Prophet

Forecast timeseries data using the fbprophet library in Visual Notebooks. Prophet is an additive regression model. This means that the model is simply the sum of different components such as linear or non-linear trend, seasonality and holidays or special events. It is a good choice for timeseries containing strong seasonal effects and several seasons of historical data. Prophet can accommodate missing data and changes in the trend, and usually handles outliers well.

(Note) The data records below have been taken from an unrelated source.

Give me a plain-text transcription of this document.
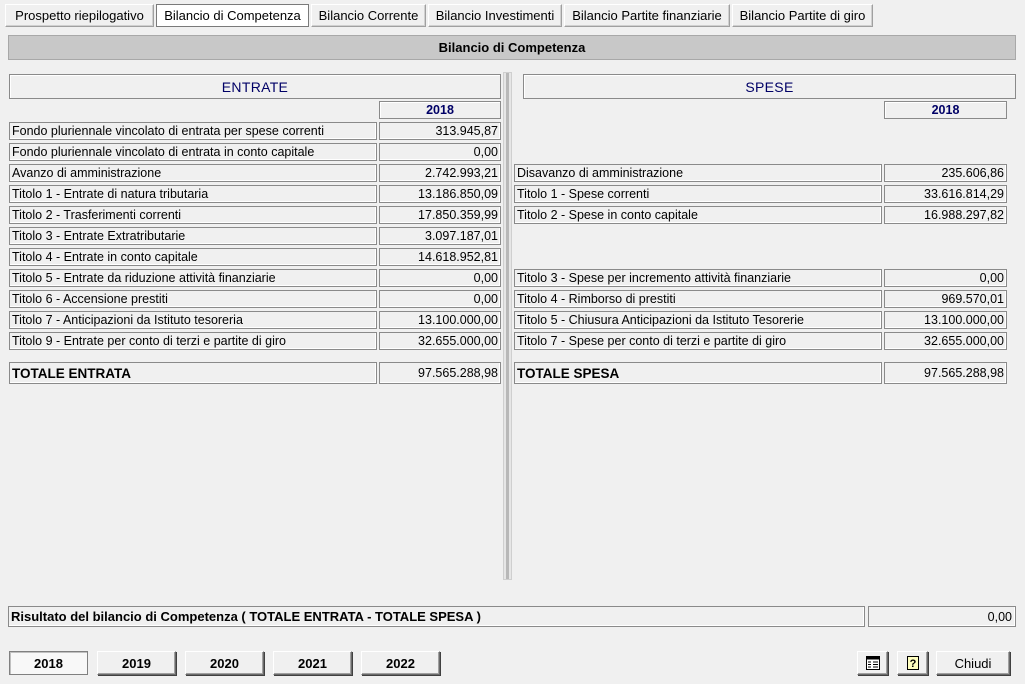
Prospetto riepilogativo	Bilancio di Competenza	Bilancio Corrente	Bilancio Investimenti	Bilancio Partite finanziarie	Bilancio Partite di giro
Bilancio di Competenza
ENTRATE	SPESE
2018	2018
Fondo pluriennale vincolato di entrata per spese correnti	313.945,87
Fondo pluriennale vincolato di entrata in conto capitale	0,00
Avanzo di amministrazione	2.742.993,21
Titolo 1 - Entrate di natura tributaria	13.186.850,09
Titolo 2 - Trasferimenti correnti	17.850.359,99
Titolo 3 - Entrate Extratributarie	3.097.187,01
Titolo 4 - Entrate in conto capitale	14.618.952,81
Titolo 5 - Entrate da riduzione attività finanziarie	0,00
Titolo 6 - Accensione prestiti	0,00
Titolo 7 - Anticipazioni da Istituto tesoreria	13.100.000,00
Titolo 9 - Entrate per conto di terzi e partite di giro	32.655.000,00
TOTALE ENTRATA	97.565.288,98
Disavanzo di amministrazione	235.606,86
Titolo 1 - Spese correnti	33.616.814,29
Titolo 2 - Spese in conto capitale	16.988.297,82
Titolo 3 - Spese per incremento attività finanziarie	0,00
Titolo 4 - Rimborso di prestiti	969.570,01
Titolo 5 - Chiusura Anticipazioni da Istituto Tesorerie	13.100.000,00
Titolo 7 - Spese per conto di terzi e partite di giro	32.655.000,00
TOTALE SPESA	97.565.288,98
Risultato del bilancio di Competenza ( TOTALE ENTRATA - TOTALE SPESA )	0,00
2018	2019	2020	2021	2022	?	Chiudi
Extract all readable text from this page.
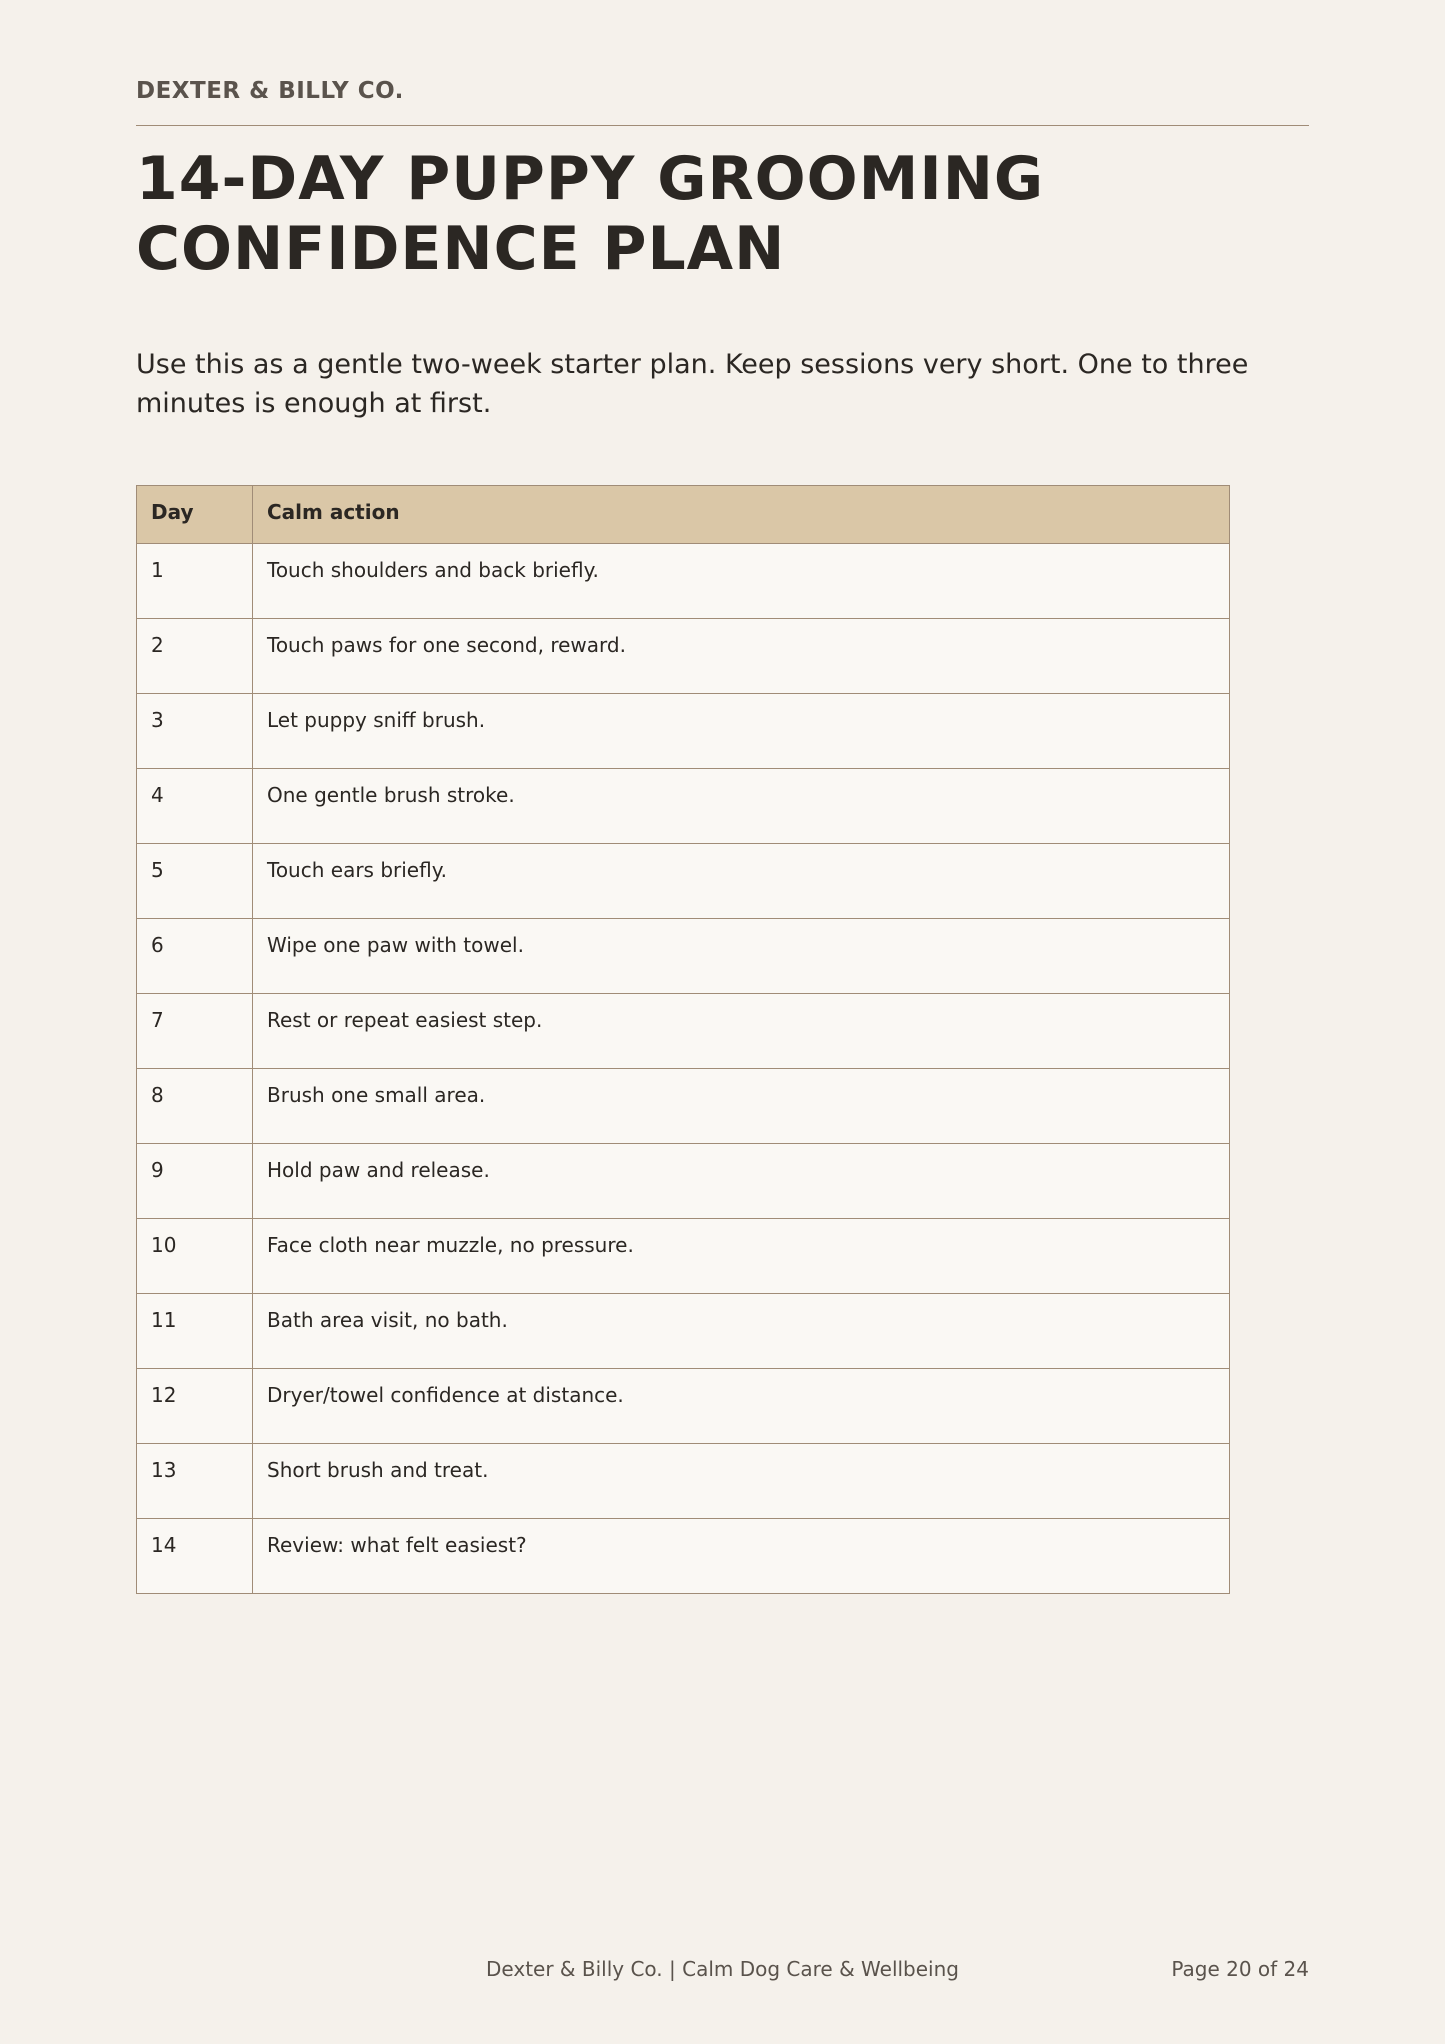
DEXTER & BILLY CO.
14-DAY PUPPY GROOMING
CONFIDENCE PLAN

Use this as a gentle two-week starter plan. Keep sessions very short. One to three minutes is enough at first.

Day	Calm action
1	Touch shoulders and back briefly.
2	Touch paws for one second, reward.
3	Let puppy sniff brush.
4	One gentle brush stroke.
5	Touch ears briefly.
6	Wipe one paw with towel.
7	Rest or repeat easiest step.
8	Brush one small area.
9	Hold paw and release.
10	Face cloth near muzzle, no pressure.
11	Bath area visit, no bath.
12	Dryer/towel confidence at distance.
13	Short brush and treat.
14	Review: what felt easiest?
Dexter & Billy Co. | Calm Dog Care & Wellbeing	Page 20 of 24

Prophet can be considered a nonlinear regression model of the form:

$y(t) = g(t) + s(t) + h(t) + \epsilon_t$

Here $g(t)$ is the trend function which models non-periodic changes in the value of the timeseries, $s(t)$ represents periodic changes (e.g., weekly and yearly seasonality), and $h(t)$ represents the effects of holidays which occur on potentially irregular schedules over one or more days. The error term $\epsilon_t$ represents any idiosyncratic changes which are not accommodated by the model.

Configuration

Field	Description
Name default=none	Name of the node AA user-specified node name, displayed in the canvas and in the dataframe as a tab.

Select Input Columns

Field	Description
Column with groups default=none	Column to group data by Select a column as an index to partition your data. A separate forecasting model is built for each resulting dataset.
X-axis Required	Column with timestamps Select the column containing timestamps for the values being predicted. Duplicate timestamps must be treated first using Overlapping Data Points under Advanced Configuration.
Y-axis Required	Column with values to predict Select the column containing the values to predict.

Forecasting

Field	Description
Number of Periods Forward to Predict Required	Out-of-sample prediction periods Specify the number of future periods the fitted forecasting model should make predictions on. This time period begins after the latest date in the historical data used for training.
Forecast Granularity Required	Timescale for out-of-sample prediction period Select the timescale corresponding to Number of Periods Forward to Predict.

Testing Strategy

The testing strategy informs the cross-validation process, which is used to determine the set of hyperparameters that produce the best forecasting model. In a classic regression or classification problem, cross-validation involves the random partitioning of training and validation datasets (i.e., creating a fold) to measure training performance. This process is repeated several times, with results averaged to generate the final performance metrics. This approach does not work in the case of timeseries data because it ignores the temporal components inherent in the data.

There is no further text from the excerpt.